Pembentuk seseorang untuk mengapresiasi sastra saja tidak ditemui di daerah-daerah tingkat kabupaten, apalagi jika ada keinginan seseorang untuk menjadi sastrawan sekelas Marhalim Zaini, misalnya. Hal ini sungguh membuat kita miris di tengah wacana menjadikan Riau sebagai pusat Melayu di Asia Tenggara di masa depan.
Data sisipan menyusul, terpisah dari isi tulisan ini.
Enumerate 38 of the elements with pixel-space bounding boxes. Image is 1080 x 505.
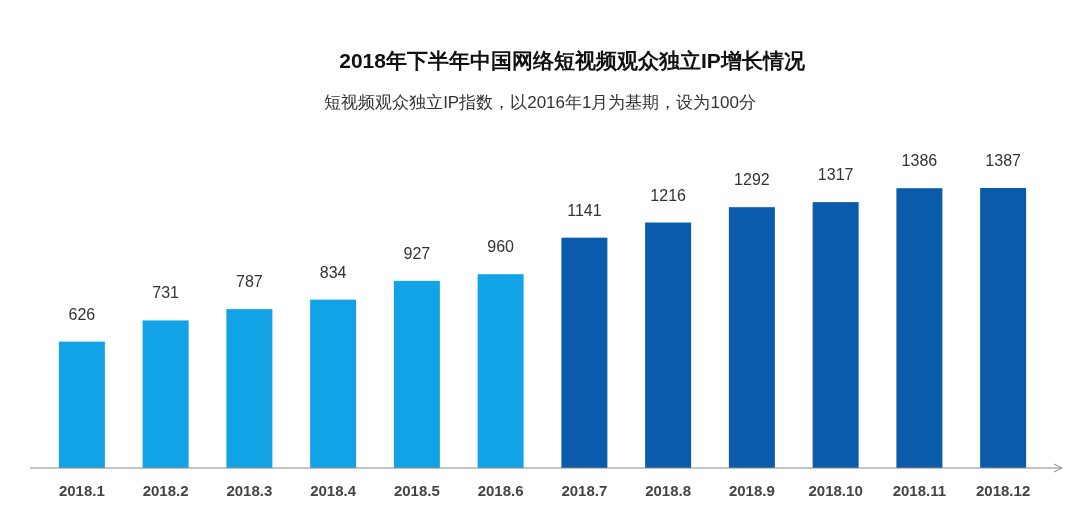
bar — [728, 207, 775, 468]
x-tick-label: 2018.6 — [477, 482, 524, 499]
bar — [812, 202, 859, 468]
data-label: 1216 — [650, 186, 687, 204]
data-label: 927 — [403, 244, 431, 262]
x-tick-label: 2018.8 — [645, 482, 692, 499]
data-label: 1317 — [817, 166, 854, 184]
bar — [393, 280, 440, 468]
chart-subtitle: 短视频观众独立IP指数，以2016年1月为基期，设为100分 — [324, 93, 756, 112]
data-label: 960 — [487, 238, 515, 256]
bar — [58, 341, 105, 468]
x-tick-label: 2018.3 — [226, 482, 273, 499]
data-label: 1292 — [734, 171, 770, 189]
x-tick-label: 2018.11 — [892, 482, 947, 499]
data-label: 834 — [319, 263, 347, 281]
data-label: 1386 — [901, 152, 938, 170]
x-tick-label: 2018.7 — [561, 482, 608, 499]
data-label: 731 — [152, 284, 180, 302]
bar — [645, 222, 692, 468]
bar — [142, 320, 189, 468]
bar — [896, 188, 943, 468]
data-label: 787 — [236, 273, 263, 291]
bar — [561, 237, 608, 468]
bar — [310, 299, 357, 468]
bar — [226, 309, 273, 468]
bar — [477, 274, 524, 468]
x-tick-label: 2018.4 — [310, 482, 357, 499]
x-tick-label: 2018.2 — [142, 482, 189, 499]
x-tick-label: 2018.1 — [58, 482, 105, 499]
data-label: 1141 — [567, 201, 602, 219]
x-tick-label: 2018.9 — [728, 482, 775, 499]
chart-title: 2018年下半年中国网络短视频观众独立IP增长情况 — [339, 49, 806, 72]
x-tick-label: 2018.12 — [976, 482, 1031, 499]
bar — [980, 188, 1027, 468]
x-tick-label: 2018.5 — [393, 482, 440, 499]
data-label: 626 — [68, 305, 96, 323]
data-label: 1387 — [985, 152, 1022, 169]
x-tick-label: 2018.10 — [808, 482, 863, 499]
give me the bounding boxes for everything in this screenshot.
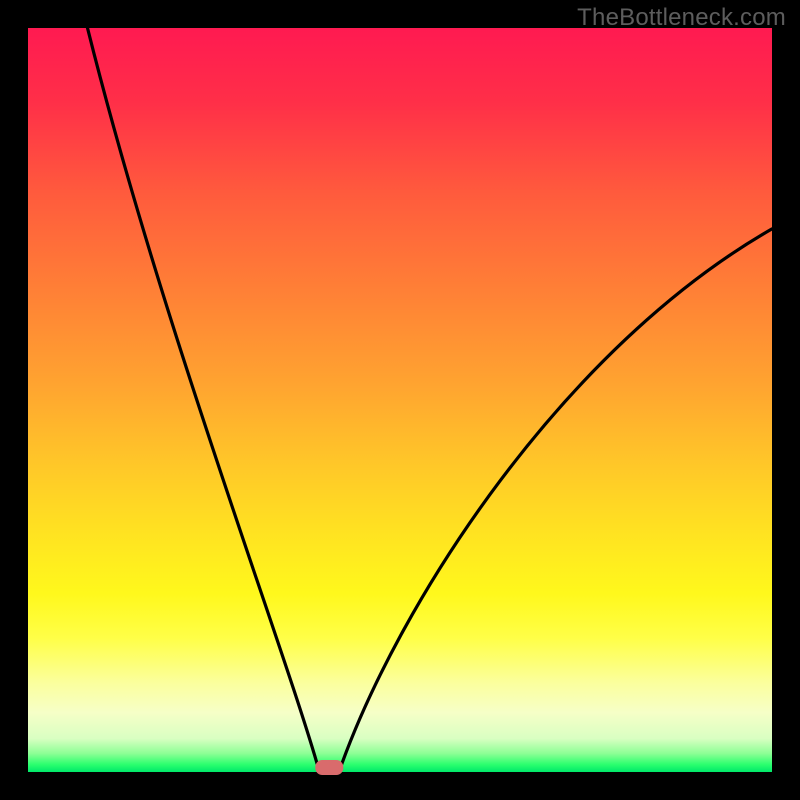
apex-marker	[315, 760, 343, 775]
watermark-text: TheBottleneck.com	[577, 4, 786, 32]
gradient-panel	[28, 28, 772, 772]
chart-frame: TheBottleneck.com	[0, 0, 800, 800]
bottleneck-chart	[0, 0, 800, 800]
Dalam hal ini, Pemerintah Provinsi Riau dan Pemerintah Kabupaten se-Riau harus bertanggung jawab atas timpangnya daya akses masyarakat yang sangat tajam ini. Pembenahan fisik seperti perkantoran atau pusat perbelanjaan modern, yang itu politis memang penting dilakukan, tetapi jauh lebih penting membangun pusat-pusat ilmu pengetahuan yang berdimensi sastra di daerah-daerah seputaran kabupaten, seperti kampus sastra, atau gedung tempat berhimpunnya para sastrawan dan penikmat sastra. Selain itu, perlu adanya distribusi buku-buku sastra ke sekolah-sekolah secara masif. Kalau perlu pemerintah juga mengirimkan majalah semacam Horison, majalah budaya Sagang ke sekolah-sekolah tersebut setiap bulannya. Kepada para pemerhati, pegiat, dan penikmat sastra juga sangat diharapkan sumbangsihnya dalam bentuk pelatihan kepenulisan sastra hingga ke pelosok-pelosok kampung sekalipun. Jika semua ini dilakukan, kategorisasi antara pusat dan lokal (pinggiran) dalam konteks Riau di atas tidak akan terjadi. Perlu diperhatikan, bakat-bakat menjanjikan sastrawan Riau tidak hanya ada di Pekanbaru, tetapi juga menyebar di daerah-daerah, bukan! Bangkitlah “Sastra Kabupaten”! (Jogja, 13 1 2012).